Anonymous wrote:
Anonymous wrote:
Anonymous wrote:
Anonymous wrote:OP, you are not spoiled. I was in the same shoes with all my IL. They would buy tons of plastic tacky stuff for holidays. Like 10 presents for each child. I don't like throwing stuff away, especially after child opened it and liked it. But on another hand, I didn't like made in China plastic toys and preferred few wooden, hand crafted toys for my kids. They also would buy plastic or vinyl shoes with heels for girls and we always would have a fight with kids when they want to where them everywhere. Polyester Disney PJ, and the list is going on.
Yes, cake from the store is wrong when mom is conscious about what her children eat. I dont' buy my kids stuff from cheap bakery with bright icing and canola oil in it. So I would be pissed of too if she would bring something like that to my child.
From my experience, the only thing that was able to stop them is us moving away. It didn't stop completely, but definetly reduced the amount of gifts that they can only mail now. And we downsized, so they know we don't have room anymore for large toys. And I am so happy that no one trashing my house with made in China crap.

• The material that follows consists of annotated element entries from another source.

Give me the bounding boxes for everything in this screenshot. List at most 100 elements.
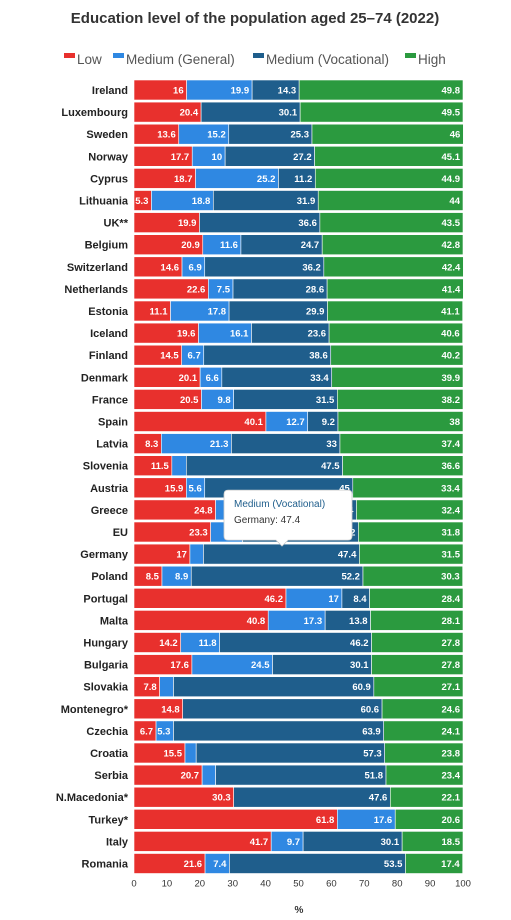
legend-swatch-high[interactable] bbox=[405, 53, 416, 58]
bar-high[interactable] bbox=[321, 234, 464, 255]
bar-high[interactable] bbox=[405, 853, 463, 874]
bar-medium-vocational[interactable] bbox=[173, 676, 375, 698]
bar-high[interactable] bbox=[319, 212, 464, 233]
tooltip-value: Germany: 47.4 bbox=[234, 515, 301, 526]
bar-high[interactable] bbox=[401, 831, 464, 852]
bar-high[interactable] bbox=[326, 278, 464, 300]
category-label: EU bbox=[113, 527, 128, 539]
bar-low[interactable] bbox=[133, 587, 287, 609]
bar-high[interactable] bbox=[389, 786, 464, 808]
legend-label-medium-general[interactable]: Medium (General) bbox=[126, 52, 235, 67]
data-label: 24.6 bbox=[442, 704, 461, 715]
bar-high[interactable] bbox=[331, 366, 464, 388]
bar-medium-vocational[interactable] bbox=[231, 433, 341, 454]
category-label: Serbia bbox=[94, 770, 129, 782]
data-label: 7.5 bbox=[217, 284, 231, 295]
data-label: 13.8 bbox=[349, 616, 368, 627]
data-label: 24.1 bbox=[442, 726, 461, 737]
bar-medium-vocational[interactable] bbox=[186, 455, 343, 477]
data-label: 41.7 bbox=[250, 837, 269, 848]
legend-swatch-medium-vocational[interactable] bbox=[253, 53, 264, 58]
bar-high[interactable] bbox=[314, 168, 464, 189]
data-label: 17.4 bbox=[441, 859, 460, 870]
bar-high[interactable] bbox=[352, 477, 463, 499]
data-label: 8.9 bbox=[175, 572, 188, 583]
category-label: Estonia bbox=[88, 306, 129, 318]
bar-high[interactable] bbox=[311, 123, 464, 145]
bar-high[interactable] bbox=[383, 720, 464, 742]
bar-medium-vocational[interactable] bbox=[229, 853, 406, 874]
data-label: 11.8 bbox=[199, 638, 217, 649]
data-label: 14.3 bbox=[278, 86, 297, 97]
category-label: Malta bbox=[100, 615, 129, 627]
data-label: 52.2 bbox=[341, 572, 360, 583]
data-label: 18.5 bbox=[442, 837, 461, 848]
bar-high[interactable] bbox=[362, 565, 463, 587]
data-label: 6.9 bbox=[189, 262, 202, 273]
data-label: 33.4 bbox=[441, 483, 460, 494]
bar-high[interactable] bbox=[369, 587, 464, 609]
bar-medium-vocational[interactable] bbox=[190, 565, 364, 587]
bar-high[interactable] bbox=[384, 742, 464, 764]
bar-medium-vocational[interactable] bbox=[233, 786, 391, 808]
bar-medium-general[interactable] bbox=[159, 676, 174, 698]
legend-label-low[interactable]: Low bbox=[77, 52, 102, 67]
data-label: 19.9 bbox=[231, 86, 250, 97]
bar-medium-vocational[interactable] bbox=[182, 698, 383, 720]
bar-low[interactable] bbox=[133, 808, 338, 830]
data-label: 24.8 bbox=[194, 505, 213, 516]
bar-medium-general[interactable] bbox=[171, 455, 187, 477]
bar-high[interactable] bbox=[339, 433, 464, 454]
bar-medium-vocational[interactable] bbox=[173, 720, 385, 742]
bar-medium-vocational[interactable] bbox=[219, 632, 372, 653]
x-tick-label: 40 bbox=[260, 879, 271, 890]
bar-high[interactable] bbox=[370, 610, 464, 631]
data-label: 40.8 bbox=[247, 616, 266, 627]
bar-high[interactable] bbox=[323, 256, 464, 278]
data-label: 15.9 bbox=[165, 483, 184, 494]
data-label: 20.7 bbox=[181, 771, 200, 782]
data-label: 27.8 bbox=[442, 660, 461, 671]
data-label: 14.2 bbox=[159, 638, 178, 649]
bar-high[interactable] bbox=[373, 676, 464, 698]
bar-medium-general[interactable] bbox=[184, 742, 197, 764]
bar-medium-vocational[interactable] bbox=[195, 742, 385, 764]
bar-high[interactable] bbox=[359, 543, 464, 565]
bar-high[interactable] bbox=[385, 764, 464, 786]
bar-high[interactable] bbox=[298, 79, 464, 101]
bar-high[interactable] bbox=[337, 411, 464, 432]
legend-swatch-medium-general[interactable] bbox=[113, 53, 124, 58]
data-label: 6.7 bbox=[140, 726, 153, 737]
bar-high[interactable] bbox=[358, 521, 464, 543]
bar-high[interactable] bbox=[356, 499, 464, 521]
chart-title: Education level of the population aged 2… bbox=[71, 10, 439, 27]
data-label: 38 bbox=[449, 417, 460, 428]
bar-high[interactable] bbox=[317, 190, 464, 211]
category-label: Cyprus bbox=[90, 173, 128, 185]
bar-medium-general[interactable] bbox=[201, 764, 216, 786]
bar-medium-vocational[interactable] bbox=[203, 543, 360, 565]
bar-high[interactable] bbox=[381, 698, 464, 720]
bar-high[interactable] bbox=[394, 808, 464, 830]
legend-label-high[interactable]: High bbox=[418, 52, 446, 67]
bar-medium-general[interactable] bbox=[189, 543, 204, 565]
legend-swatch-low[interactable] bbox=[64, 53, 75, 58]
bar-high[interactable] bbox=[314, 146, 464, 167]
bar-high[interactable] bbox=[330, 344, 464, 366]
data-label: 6.6 bbox=[206, 373, 219, 384]
bar-high[interactable] bbox=[371, 654, 464, 675]
bar-high[interactable] bbox=[371, 632, 464, 653]
legend-label-medium-vocational[interactable]: Medium (Vocational) bbox=[266, 52, 389, 67]
data-label: 61.8 bbox=[316, 815, 335, 826]
data-label: 24.5 bbox=[251, 660, 270, 671]
category-label: Turkey* bbox=[88, 814, 128, 826]
bar-high[interactable] bbox=[328, 322, 463, 344]
bar-high[interactable] bbox=[337, 389, 464, 410]
bar-high[interactable] bbox=[327, 300, 463, 322]
bar-high[interactable] bbox=[299, 101, 464, 123]
bar-medium-vocational[interactable] bbox=[215, 764, 387, 786]
bar-high[interactable] bbox=[342, 455, 464, 477]
data-label: 18.7 bbox=[174, 174, 193, 185]
data-label: 45.1 bbox=[442, 152, 461, 163]
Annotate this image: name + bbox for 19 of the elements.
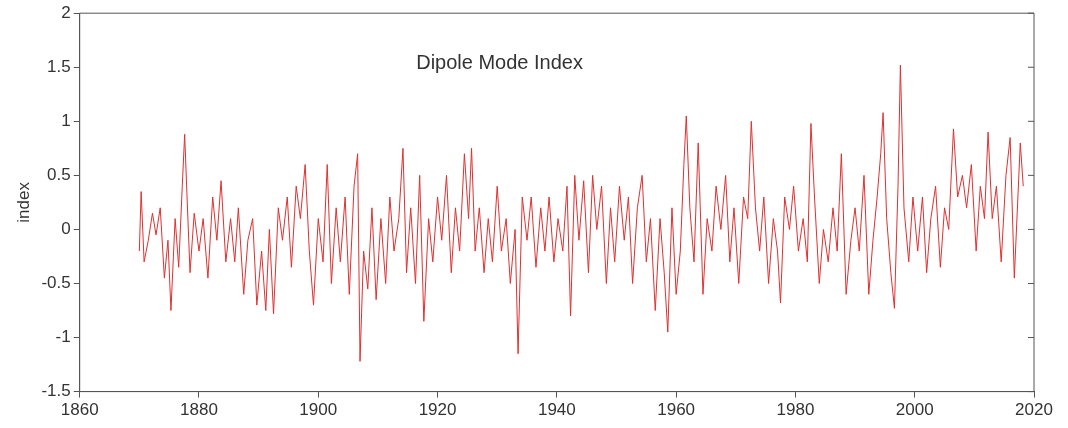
x-tick-label: 2000 <box>895 400 934 420</box>
y-tick-label: 1 <box>61 111 71 130</box>
y-tick-label: 0.5 <box>47 165 71 185</box>
text: Dipole Mode Index <box>416 50 583 73</box>
x-tick-label: 1900 <box>299 400 338 420</box>
x-tick-label: 1980 <box>776 400 815 420</box>
x-tick-label: 2020 <box>1015 400 1053 420</box>
x-tick-label: 1940 <box>537 400 576 420</box>
x-tick-label: 1880 <box>180 400 218 420</box>
y-tick-label: 2 <box>61 2 71 22</box>
y-tick-label: 0 <box>61 219 71 239</box>
x-tick-label: 1860 <box>60 400 99 420</box>
x-tick-label: 1960 <box>657 400 696 420</box>
y-axis-title: index <box>13 181 33 223</box>
x-tick-label: 1920 <box>418 400 457 420</box>
y-tick-label: 1.5 <box>47 56 71 76</box>
y-tick-label: -1 <box>55 327 71 347</box>
y-tick-label: -0.5 <box>41 273 71 293</box>
y-tick-label: -1.5 <box>41 381 71 401</box>
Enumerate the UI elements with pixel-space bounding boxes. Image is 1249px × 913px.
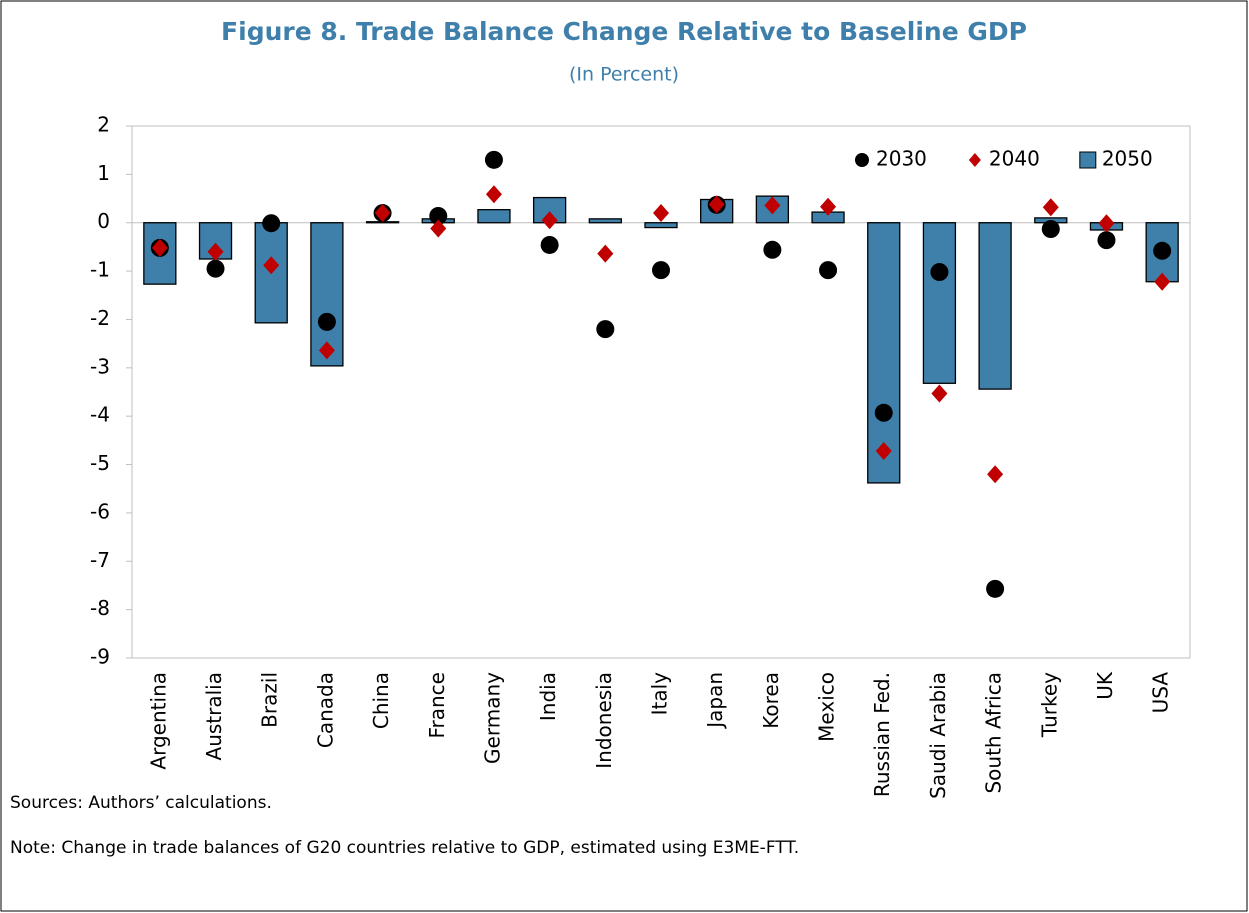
x-tick-label: Russian Fed. bbox=[870, 672, 894, 797]
dot bbox=[1153, 241, 1172, 260]
y-tick-label: 2 bbox=[97, 113, 110, 137]
bar bbox=[922, 222, 957, 384]
dot bbox=[206, 259, 225, 278]
diamond bbox=[485, 185, 502, 204]
bar bbox=[588, 218, 622, 224]
x-tick-label: Canada bbox=[313, 672, 337, 748]
x-tick-label: Brazil bbox=[258, 672, 282, 728]
diamond bbox=[597, 244, 614, 263]
x-tick-label: France bbox=[425, 672, 449, 739]
x-tick-label: Japan bbox=[703, 672, 727, 730]
dot bbox=[317, 312, 336, 331]
plot-area bbox=[131, 125, 1191, 659]
legend-marker bbox=[968, 153, 981, 167]
diamond bbox=[987, 465, 1004, 484]
x-tick-label: Indonesia bbox=[592, 672, 616, 769]
diamond bbox=[820, 197, 837, 216]
y-tick-label: -1 bbox=[90, 258, 110, 282]
diamond bbox=[653, 204, 669, 223]
diamond bbox=[931, 384, 948, 403]
x-tick-label: South Africa bbox=[982, 672, 1006, 794]
dot bbox=[930, 263, 949, 282]
y-tick-label: -5 bbox=[90, 451, 110, 475]
legend-marker bbox=[855, 153, 869, 167]
dot bbox=[652, 261, 670, 280]
x-tick-label: India bbox=[536, 672, 560, 721]
diamond bbox=[151, 238, 168, 257]
dot bbox=[874, 403, 893, 422]
x-tick-label: Australia bbox=[202, 672, 226, 760]
diamond bbox=[1042, 198, 1059, 217]
y-tick-label: 1 bbox=[97, 161, 110, 185]
y-tick-label: -9 bbox=[90, 645, 110, 669]
dot bbox=[986, 579, 1005, 598]
diamond bbox=[374, 204, 391, 223]
dot bbox=[262, 214, 281, 233]
diamond bbox=[263, 256, 280, 275]
y-tick-label: 0 bbox=[97, 209, 110, 233]
bar bbox=[867, 222, 901, 484]
y-tick-label: -3 bbox=[90, 354, 110, 378]
x-tick-label: Mexico bbox=[815, 672, 839, 742]
bar bbox=[644, 222, 678, 229]
note: Note: Change in trade balances of G20 co… bbox=[10, 838, 799, 858]
chart-title: Figure 8. Trade Balance Change Relative … bbox=[221, 17, 1027, 46]
x-tick-label: Korea bbox=[759, 672, 783, 729]
x-tick-label: Turkey bbox=[1037, 672, 1061, 738]
y-tick-label: -4 bbox=[90, 403, 110, 427]
dot bbox=[429, 206, 448, 225]
dot bbox=[763, 240, 782, 259]
x-tick-label: UK bbox=[1093, 671, 1117, 700]
dot bbox=[1097, 231, 1116, 250]
dot bbox=[596, 320, 615, 339]
diamond bbox=[207, 242, 224, 261]
bar bbox=[477, 209, 511, 224]
dot bbox=[1041, 220, 1060, 239]
x-tick-label: Italy bbox=[648, 672, 672, 716]
diamond bbox=[430, 219, 447, 238]
y-tick-label: -6 bbox=[90, 499, 110, 523]
y-tick-label: -7 bbox=[90, 548, 110, 572]
chart-subtitle: (In Percent) bbox=[569, 64, 679, 86]
diamond bbox=[708, 195, 725, 214]
legend-label: 2030 bbox=[876, 147, 927, 171]
sources: Sources: Authors’ calculations. bbox=[10, 793, 272, 813]
dot bbox=[819, 261, 838, 280]
x-tick-label: USA bbox=[1149, 672, 1173, 714]
diamond bbox=[1098, 214, 1115, 233]
bar bbox=[978, 222, 1012, 390]
x-tick-label: Argentina bbox=[146, 672, 170, 770]
x-tick-label: China bbox=[369, 672, 393, 729]
diamond bbox=[875, 442, 892, 461]
y-tick-label: -8 bbox=[90, 596, 110, 620]
diamond bbox=[1154, 272, 1171, 291]
diamond bbox=[318, 341, 335, 360]
x-tick-label: Saudi Arabia bbox=[926, 672, 950, 799]
dot bbox=[484, 150, 503, 169]
y-tick-label: -2 bbox=[90, 306, 110, 330]
legend-label: 2050 bbox=[1102, 147, 1153, 171]
diamond bbox=[541, 211, 558, 230]
legend-marker bbox=[1079, 151, 1097, 169]
x-tick-label: Germany bbox=[480, 672, 504, 764]
diamond bbox=[764, 196, 781, 215]
legend-label: 2040 bbox=[989, 147, 1040, 171]
dot bbox=[540, 235, 559, 254]
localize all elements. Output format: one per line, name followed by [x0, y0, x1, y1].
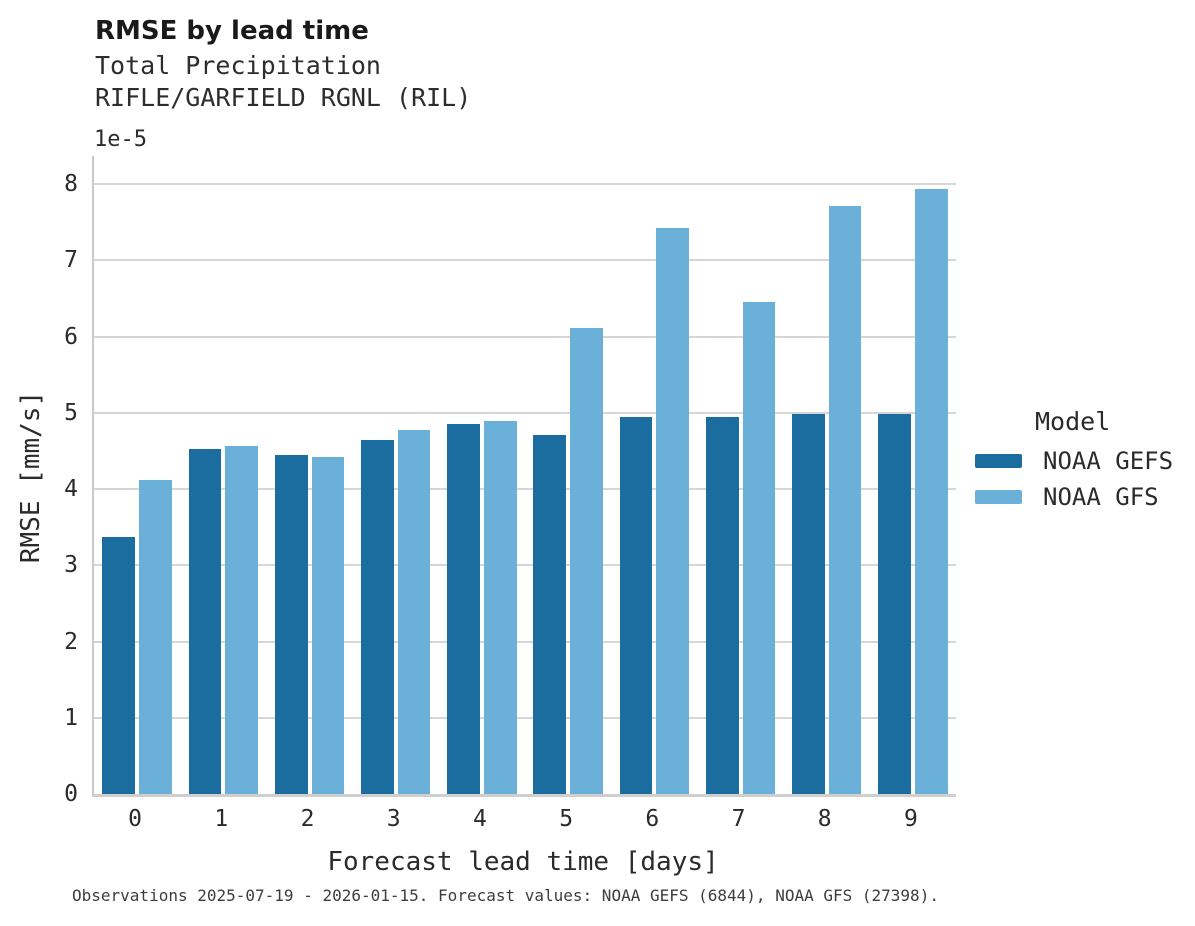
y-tick-label: 8	[64, 171, 78, 198]
y-tick-label: 3	[64, 552, 78, 579]
y-tick-label: 6	[64, 323, 78, 350]
x-tick-label: 3	[386, 806, 401, 832]
x-tick-label: 0	[128, 806, 143, 832]
y-tick-label: 7	[64, 247, 78, 274]
chart-subtitle-station: RIFLE/GARFIELD RGNL (RIL)	[95, 83, 472, 112]
gridlines	[94, 156, 956, 794]
caption: Observations 2025-07-19 - 2026-01-15. Fo…	[72, 886, 939, 905]
bar-noaa-gefs	[619, 416, 653, 794]
bar-group	[180, 156, 266, 794]
legend-item: NOAA GFS	[975, 483, 1173, 511]
x-tick-label: 4	[472, 806, 487, 832]
gridline	[94, 640, 956, 643]
x-axis-title: Forecast lead time [days]	[327, 847, 719, 877]
bar-noaa-gfs	[656, 227, 690, 794]
bar-noaa-gfs	[742, 301, 776, 794]
bar-noaa-gefs	[791, 414, 825, 794]
bar-noaa-gfs	[483, 421, 517, 794]
bar-group	[353, 156, 439, 794]
x-tick-label: 1	[214, 806, 229, 832]
legend-swatch-noaa-gfs	[975, 490, 1022, 504]
bar-noaa-gfs	[828, 206, 862, 794]
legend-label: NOAA GFS	[1043, 483, 1159, 511]
legend-swatch-noaa-gefs	[975, 454, 1022, 468]
legend-label: NOAA GEFS	[1043, 447, 1174, 475]
bar-noaa-gfs	[311, 457, 345, 794]
bar-noaa-gefs	[878, 413, 911, 794]
bar-noaa-gefs	[447, 424, 480, 794]
gridline	[94, 335, 956, 338]
gridline	[94, 411, 956, 414]
chart-subtitle-variable: Total Precipitation	[95, 51, 381, 80]
bar-noaa-gfs	[397, 429, 431, 794]
bar-group	[266, 156, 352, 794]
legend-title: Model	[1035, 407, 1111, 436]
bar-noaa-gefs	[102, 537, 136, 794]
x-tick-label: 2	[300, 806, 315, 832]
bar-noaa-gefs	[274, 454, 308, 794]
x-tick-label: 5	[559, 806, 574, 832]
bar-noaa-gfs	[570, 328, 603, 794]
bar-group	[784, 156, 870, 794]
gridline	[94, 183, 956, 186]
x-tick-label: 9	[904, 806, 918, 832]
y-axis-tick-labels: 0 1 2 3 4 5 6 7 8	[0, 156, 78, 807]
chart-title: RMSE by lead time	[95, 16, 369, 46]
bar-groups	[94, 156, 956, 794]
gridline	[94, 564, 956, 567]
bar-noaa-gefs	[705, 416, 739, 794]
bar-noaa-gfs	[139, 479, 172, 794]
legend-item: NOAA GEFS	[975, 447, 1174, 475]
bar-noaa-gefs	[533, 434, 567, 794]
gridline	[94, 259, 956, 262]
y-axis-offset-label: 1e-5	[94, 127, 147, 152]
x-tick-label: 8	[817, 806, 832, 832]
legend-items: NOAA GEFS NOAA GFS	[975, 447, 1174, 511]
x-axis-tick-labels: 0 1 2 3 4 5 6 7 8 9	[92, 806, 954, 832]
y-tick-label: 2	[64, 628, 78, 655]
y-tick-label: 0	[64, 781, 78, 807]
plot-area	[92, 156, 956, 797]
bar-noaa-gefs	[360, 440, 394, 794]
bar-group	[525, 156, 611, 794]
bar-group	[697, 156, 783, 794]
y-tick-label: 5	[64, 399, 78, 426]
x-tick-label: 7	[731, 806, 746, 832]
x-tick-label: 6	[645, 806, 660, 832]
bar-group	[870, 156, 956, 794]
bar-noaa-gfs	[225, 446, 259, 794]
bar-group	[439, 156, 525, 794]
bar-noaa-gfs	[914, 188, 948, 794]
y-tick-label: 1	[64, 704, 78, 731]
bar-noaa-gefs	[188, 449, 222, 794]
gridline	[94, 488, 956, 491]
bar-group	[611, 156, 697, 794]
legend: Model NOAA GEFS NOAA GFS	[975, 407, 1173, 520]
bar-group	[94, 156, 180, 794]
y-tick-label: 4	[64, 476, 78, 503]
gridline	[94, 716, 956, 719]
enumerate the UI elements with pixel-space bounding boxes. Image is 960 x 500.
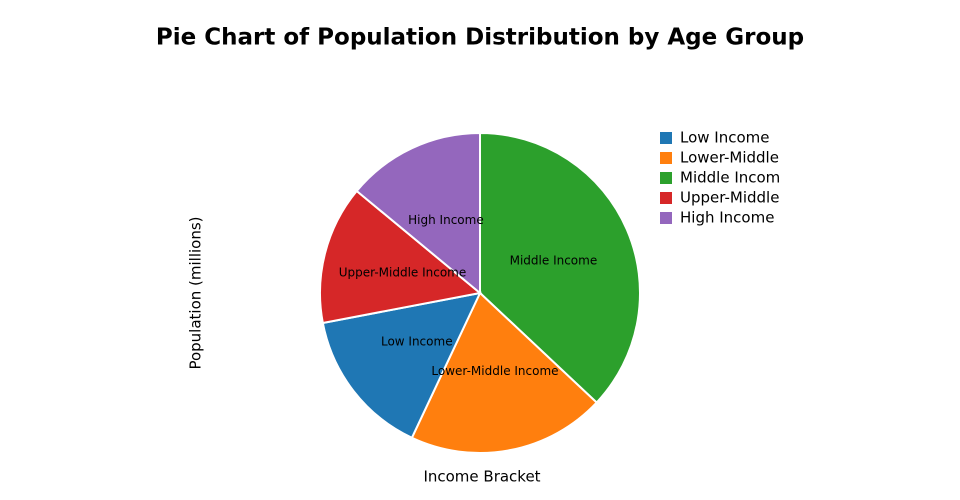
legend-label: Middle Income (680, 169, 790, 187)
pie-slice (410, 291, 599, 454)
y-axis-label: Population (millions) (187, 216, 205, 369)
pie-slice (319, 189, 483, 325)
pie-slice (355, 131, 481, 296)
slice-label: Low Income (381, 335, 453, 349)
pie-slice (479, 131, 641, 404)
slice-label: Middle Income (510, 254, 598, 268)
legend-label: High Income (680, 209, 774, 227)
slice-label: Upper-Middle Income (339, 266, 467, 280)
legend-swatch (660, 132, 672, 144)
legend-label: Lower-Middle Income (680, 149, 839, 167)
legend-label: Low Income (680, 129, 770, 147)
legend-swatch (660, 212, 672, 224)
legend-label: Upper-Middle Income (680, 189, 839, 207)
pie-slice (321, 291, 482, 440)
legend: Low Income Lower-Middle Income Middle Inco… (660, 129, 839, 227)
slice-label: High Income (408, 213, 484, 227)
legend-swatch (660, 192, 672, 204)
chart-title: Pie Chart of Population Distribution by … (156, 25, 804, 51)
slice-label: Lower-Middle Income (431, 364, 558, 378)
pie: Middle Income Lower-Middle Income Low Inco… (319, 131, 641, 454)
legend-swatch (660, 152, 672, 164)
legend-swatch (660, 172, 672, 184)
x-axis-label: Income Bracket (423, 468, 540, 486)
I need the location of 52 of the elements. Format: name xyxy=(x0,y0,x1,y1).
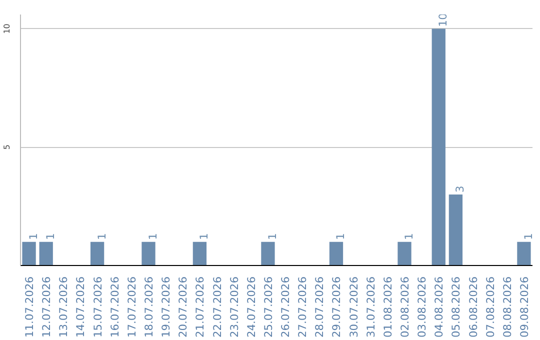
x-tick-label: 17.07.2026 xyxy=(125,276,138,338)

Thank you for the validation. Yes, I prefer wooden handmade toys and also don't like throwing stuff away. They make it so I have to keep getting rid of stuff to make room for the next wave, which goes against my nature. That's all my daughter ate that night was the cake. She refused to eat the dinner. At home I wouldn't have let her eat the cake if she hadn't had dinner but MIL was pushing it. And now she has a cold probably from eating garbage and too much excitement that day. Another time they were pressuring me to let her have chocolate chips in pancakes when she was like 1 or 2. I was just thinking today if only we didn't live close, they would have to be limited by what they can fit in the mail. It seems like getting out of town is the only way to avoid them for the holidays. I feel like what they give is like junk mail. I never signed up for it but it keeps coming.
Oh stop with the wooden toy crap. All kids prefer plastic light up stuff. Just relax. It isn't going to harm your kids to get plastic toys from a grandparent. Spoiling kids is a time honored grandparent right. And your kid didn't get sick because of the excitement of that day. Good god. Get some perspective.
Not all kids prefer plastic. Mine already in high school, and still looking for very unique stuff when they shop, and not brand names or main trends. Older daughter purchased very cood bag at the market in London last year, and still receiving tons of complements on that bag while her classmates are after the brand names mostly. Younger spent her saved money on the hand knitted mole one time. Later, she purchased a fabric hand made doll from the beginning designer for like $10. Two years later that designer became very popular and now her dolls sold in Bloomingdales and art galleries for over $100. She loves that doll dearly. The older one still have a teddy bear (or whatever left from the teddy bear) that was given to her by my FIL when she was born. That teddy traveled with her to 23 countries. (in my case, it wasn't MIL or FIL, they died shortly after my first was born. It was SIL and BIL who had no kids, not married and both have very well paid jobs)
My point is that to raise children with a good taste will take a time and effort. And it must be devastating when your IL just neglect your efforts. I have two girls and it was important for me that they will grow up into a fine young ladies with a good taste in
fashion, art, food, etc. I think that giving child a chip toys made in China and then throwing it away after MIL leaves teach them a wrong lesson. For me, once the toy is given to a child, he learns to love it , to cherish, and to take care of that toy. Giving child a toy and then donating it in a couple weeks is not appropriate for child's development. My kids were responsible to pick up their toys since they were little (even thought we had a maid), therefore, the amount of toys did matter. Young child cannot clean an overwhelming amount of toys, it will be unreasonable to expect from them. But if you teach your child from the early age to clean after himself, they grow up into very organized young people. It is a skill that was important my kids to master early in life. Being organised now in high school help tremendously when they have a lot of homework, sport practice everyday and go through so much changes in life.
Same is with a food choice. My kids grown up not eating fast food, and they dont' even want to try it now. They also would never order from the kids menu when they were little. It took me a lot of time to educate my SIL, but she is getting better (at least stopped buying cotton candy when taking them to the amusement parks). I think talking politely to the IL is the way to go. It make takes several years, but they should get your philosophy in raising your children.